Georges s'installe le plus confortablement possible dans un siège encombré de paquets. A peine assis, les rennes démarrent dans un nuage de condensation et filent dans une direction connue d'eux seuls.

Noël observe le traineau s'envoler et lorsqu'il ne le voit plus, referme la fenêtre, se tourne et se dirige vers la porte. Il pose sa main sur la poignée, hésite un instant et ouvre. Une dizaine de paires d'yeux l'observent, interloqués. Noël croit lire de l'étonnement et de la stupéfaction dans leurs regards. Il a raison, c'est bien de cela qu'il s'agit.

- Alors, finit par demander une femme du groupe ?

- Comment ça ?

- Ben Noël, il a dit quoi ?

- Oh, il n'est pas tout à fait prêt. Il aura un peu de retard. Mais il va passer bien sûr. Plus tard.
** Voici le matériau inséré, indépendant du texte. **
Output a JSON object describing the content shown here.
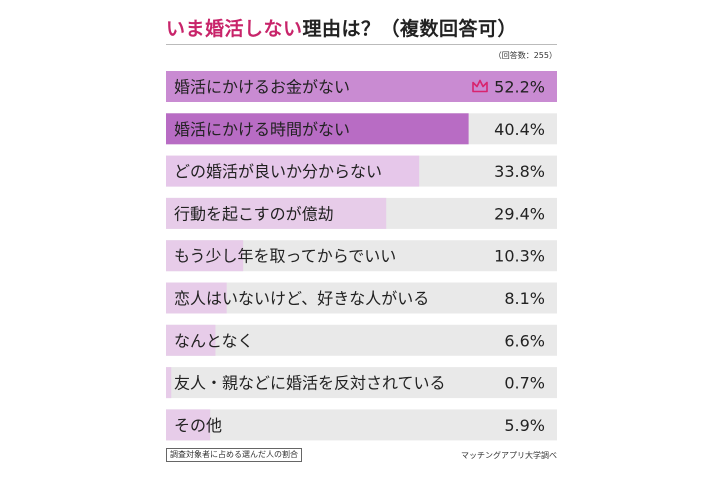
{
  "header": {
    "title_accent": "いま婚活しない",
    "title_rest": "理由は？（複数回答可）",
    "respondents": "（回答数：255）"
  },
  "footer": {
    "note": "調査対象者に占める選んだ人の割合",
    "source": "マッチングアプリ大学調べ"
  },
  "colors": {
    "top1": "#c98bd2",
    "top2": "#b86cc4",
    "top3": "#e6c7ea",
    "rest": "#e7cce9",
    "track": "#e9e9e9",
    "crown": "#d8246e"
  },
  "chart_data": {
    "type": "bar",
    "orientation": "horizontal",
    "categories": [
      "婚活にかけるお金がない",
      "婚活にかける時間がない",
      "どの婚活が良いか分からない",
      "行動を起こすのが億劫",
      "もう少し年を取ってからでいい",
      "恋人はいないけど、好きな人がいる",
      "なんとなく",
      "友人・親などに婚活を反対されている",
      "その他"
    ],
    "values": [
      52.2,
      40.4,
      33.8,
      29.4,
      10.3,
      8.1,
      6.6,
      0.7,
      5.9
    ],
    "value_labels": [
      "52.2%",
      "40.4%",
      "33.8%",
      "29.4%",
      "10.3%",
      "8.1%",
      "6.6%",
      "0.7%",
      "5.9%"
    ],
    "xlim": [
      0,
      52.2
    ],
    "title": "いま婚活しない理由は？（複数回答可）"
  }
}
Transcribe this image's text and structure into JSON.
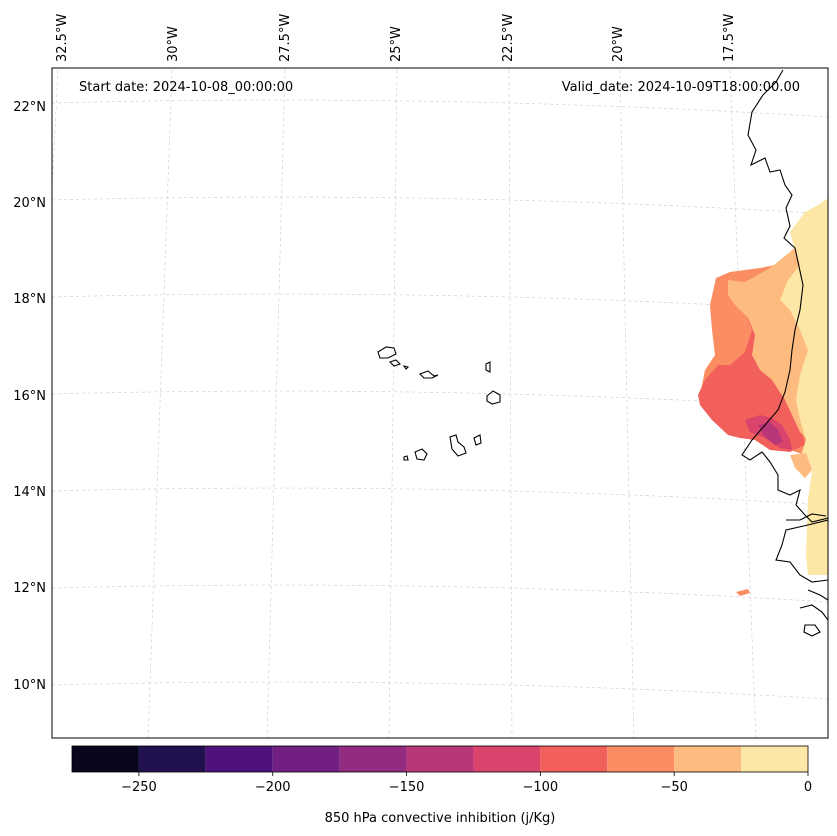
{
  "map": {
    "start_date": "Start date: 2024-10-08_00:00:00",
    "valid_date": "Valid_date: 2024-10-09T18:00:00.00",
    "lon_labels": [
      "32.5°W",
      "30°W",
      "27.5°W",
      "25°W",
      "22.5°W",
      "20°W",
      "17.5°W"
    ],
    "lat_labels": [
      "22°N",
      "20°N",
      "18°N",
      "16°N",
      "14°N",
      "12°N",
      "10°N"
    ],
    "grid_style": "dashed light gray",
    "region_features": [
      "Cape Verde islands",
      "West African coastline (Senegal, Mauritania, Gambia, Guinea-Bissau)"
    ]
  },
  "colorbar": {
    "label": "850 hPa convective inhibition (j/Kg)",
    "tick_labels": [
      "−250",
      "−200",
      "−150",
      "−100",
      "−50",
      "0"
    ],
    "bins": [
      -275,
      -250,
      -225,
      -200,
      -175,
      -150,
      -125,
      -100,
      -75,
      -50,
      -25,
      0
    ],
    "colors": [
      "#07061c",
      "#221150",
      "#4f117b",
      "#711f81",
      "#932b80",
      "#b73779",
      "#da446c",
      "#f2605c",
      "#fb8d63",
      "#febb80",
      "#fde7a6"
    ],
    "colormap": "magma"
  }
}
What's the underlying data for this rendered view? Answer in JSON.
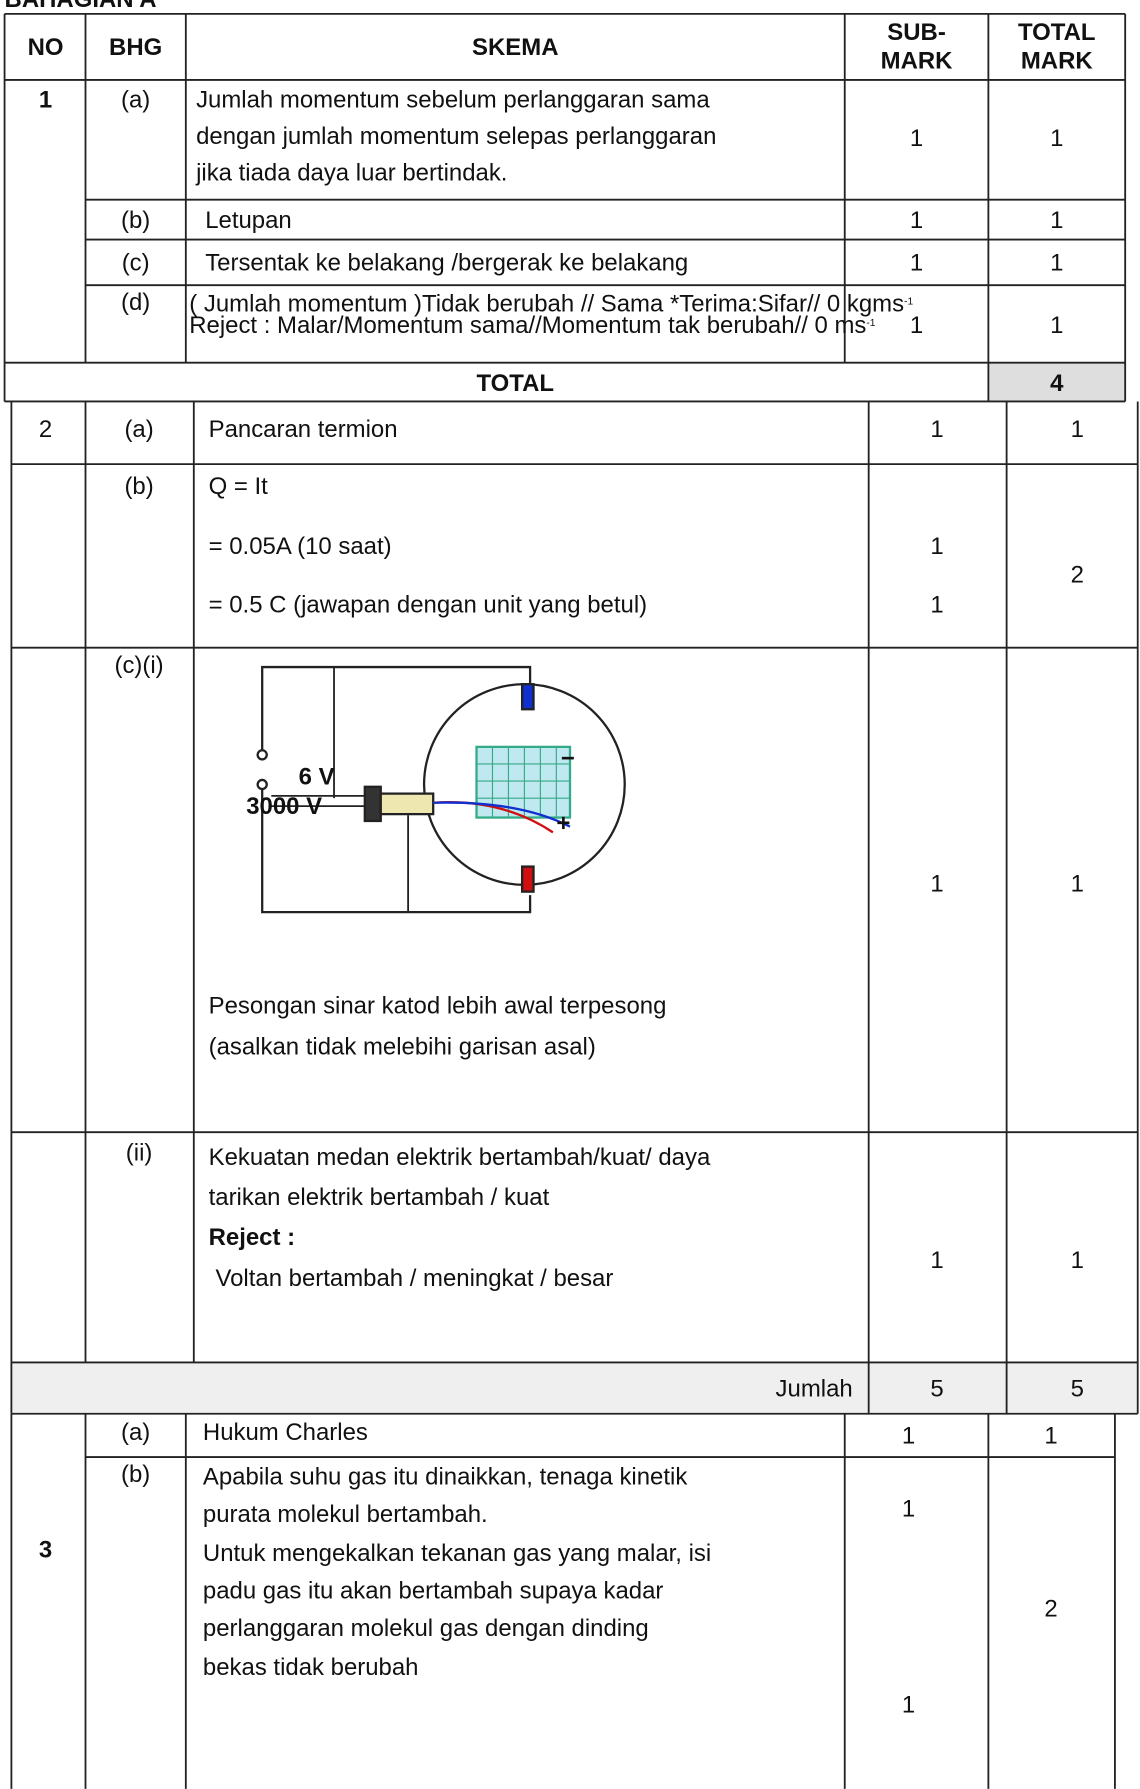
{
  "header": {
    "title": "BAHAGIAN A",
    "no": "NO",
    "bhg": "BHG",
    "skema": "SKEMA",
    "sub_mark": [
      "SUB-",
      "MARK"
    ],
    "total_mark": [
      "TOTAL",
      "MARK"
    ]
  },
  "q1": {
    "no": 1,
    "rows": [
      {
        "part": "(a)",
        "scheme": [
          "Jumlah momentum sebelum perlanggaran sama",
          "dengan jumlah momentum selepas perlanggaran",
          "jika tiada daya luar bertindak."
        ],
        "sub": 1,
        "total": 1
      },
      {
        "part": "(b)",
        "scheme": [
          "Letupan"
        ],
        "sub": 1,
        "total": 1
      },
      {
        "part": "(c)",
        "scheme": [
          "Tersentak ke belakang /bergerak ke belakang"
        ],
        "sub": 1,
        "total": 1
      },
      {
        "part": "(d)",
        "scheme": [
          [
            "( Jumlah momentum )Tidak berubah // Sama *Terima:Sifar// 0 kgms",
            "-1"
          ],
          [
            "Reject : Malar/Momentum sama//Momentum tak berubah// 0 ms",
            "-1"
          ]
        ],
        "sub": 1,
        "total": 1
      }
    ],
    "total_label": "TOTAL",
    "total": 4
  },
  "q2": {
    "no": 2,
    "rows": [
      {
        "part": "(a)",
        "scheme": [
          "Pancaran termion"
        ],
        "sub": [
          1
        ],
        "total": 1
      },
      {
        "part": "(b)",
        "scheme": [
          "Q = It",
          "= 0.05A (10 saat)",
          "= 0.5 C (jawapan dengan unit yang betul)"
        ],
        "sub": [
          1,
          1
        ],
        "total": 2
      },
      {
        "part": "(c)(i)",
        "diagram": {
          "labels": [
            "6 V",
            "3000 V",
            "−",
            "+"
          ]
        },
        "scheme": [
          "Pesongan sinar katod lebih awal terpesong",
          "(asalkan tidak melebihi garisan asal)"
        ],
        "sub": [
          1
        ],
        "total": 1
      },
      {
        "part": "(ii)",
        "scheme": [
          "Kekuatan medan elektrik bertambah/kuat/ daya",
          "tarikan elektrik bertambah / kuat"
        ],
        "reject_label": "Reject :",
        "reject": "Voltan bertambah / meningkat / besar",
        "sub": [
          1
        ],
        "total": 1
      }
    ],
    "jumlah_label": "Jumlah",
    "jumlah_sub": 5,
    "jumlah_total": 5
  },
  "q3": {
    "no": 3,
    "rows": [
      {
        "part": "(a)",
        "scheme": [
          "Hukum Charles"
        ],
        "sub": [
          1
        ],
        "total": 1
      },
      {
        "part": "(b)",
        "scheme": [
          "Apabila suhu gas itu dinaikkan, tenaga kinetik",
          "purata molekul bertambah.",
          "Untuk mengekalkan tekanan gas yang malar, isi",
          "padu gas itu akan bertambah supaya kadar",
          "perlanggaran molekul gas dengan dinding",
          "bekas tidak berubah"
        ],
        "sub": [
          1,
          1
        ],
        "total": 2
      }
    ]
  }
}
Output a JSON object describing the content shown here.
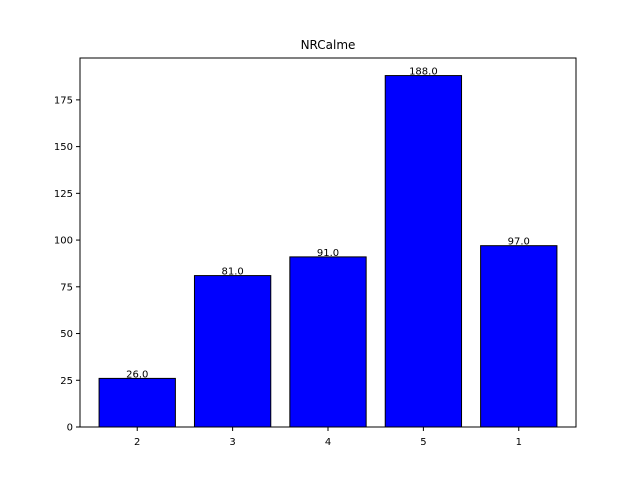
{
  "chart_data": {
    "type": "bar",
    "title": "NRCalme",
    "xlabel": "",
    "ylabel": "",
    "categories": [
      "2",
      "3",
      "4",
      "5",
      "1"
    ],
    "values": [
      26.0,
      81.0,
      91.0,
      188.0,
      97.0
    ],
    "data_labels": [
      "26.0",
      "81.0",
      "91.0",
      "188.0",
      "97.0"
    ],
    "ylim": [
      0,
      197.4
    ],
    "yticks": [
      0,
      25,
      50,
      75,
      100,
      125,
      150,
      175
    ],
    "grid": false,
    "legend": "none",
    "bar_color": "#0000ff",
    "bar_edge_color": "#000000"
  }
}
- Ah ! S'exclament les convives ! Et bien patientons en passant à table.

- Il y a quoi à diner ? Demande Noël.

- Allons papa, intervient un homme d'une quarantaine d'années, on a préparé le repas ensemble. Alzheimer te guette !

- Je parie pour du saumon et de la dinde. C'est bien ça ?

- Et des huitres. Tu as presque tout bon.

- Après diner, nous irons chanter près du sapin, ça fera venir le père Noël.

- Vous ne pensez pas si bien dire, marmonne Noël dans sa barbe.

© 2019 Pascal Deleu. Tous droits réservés.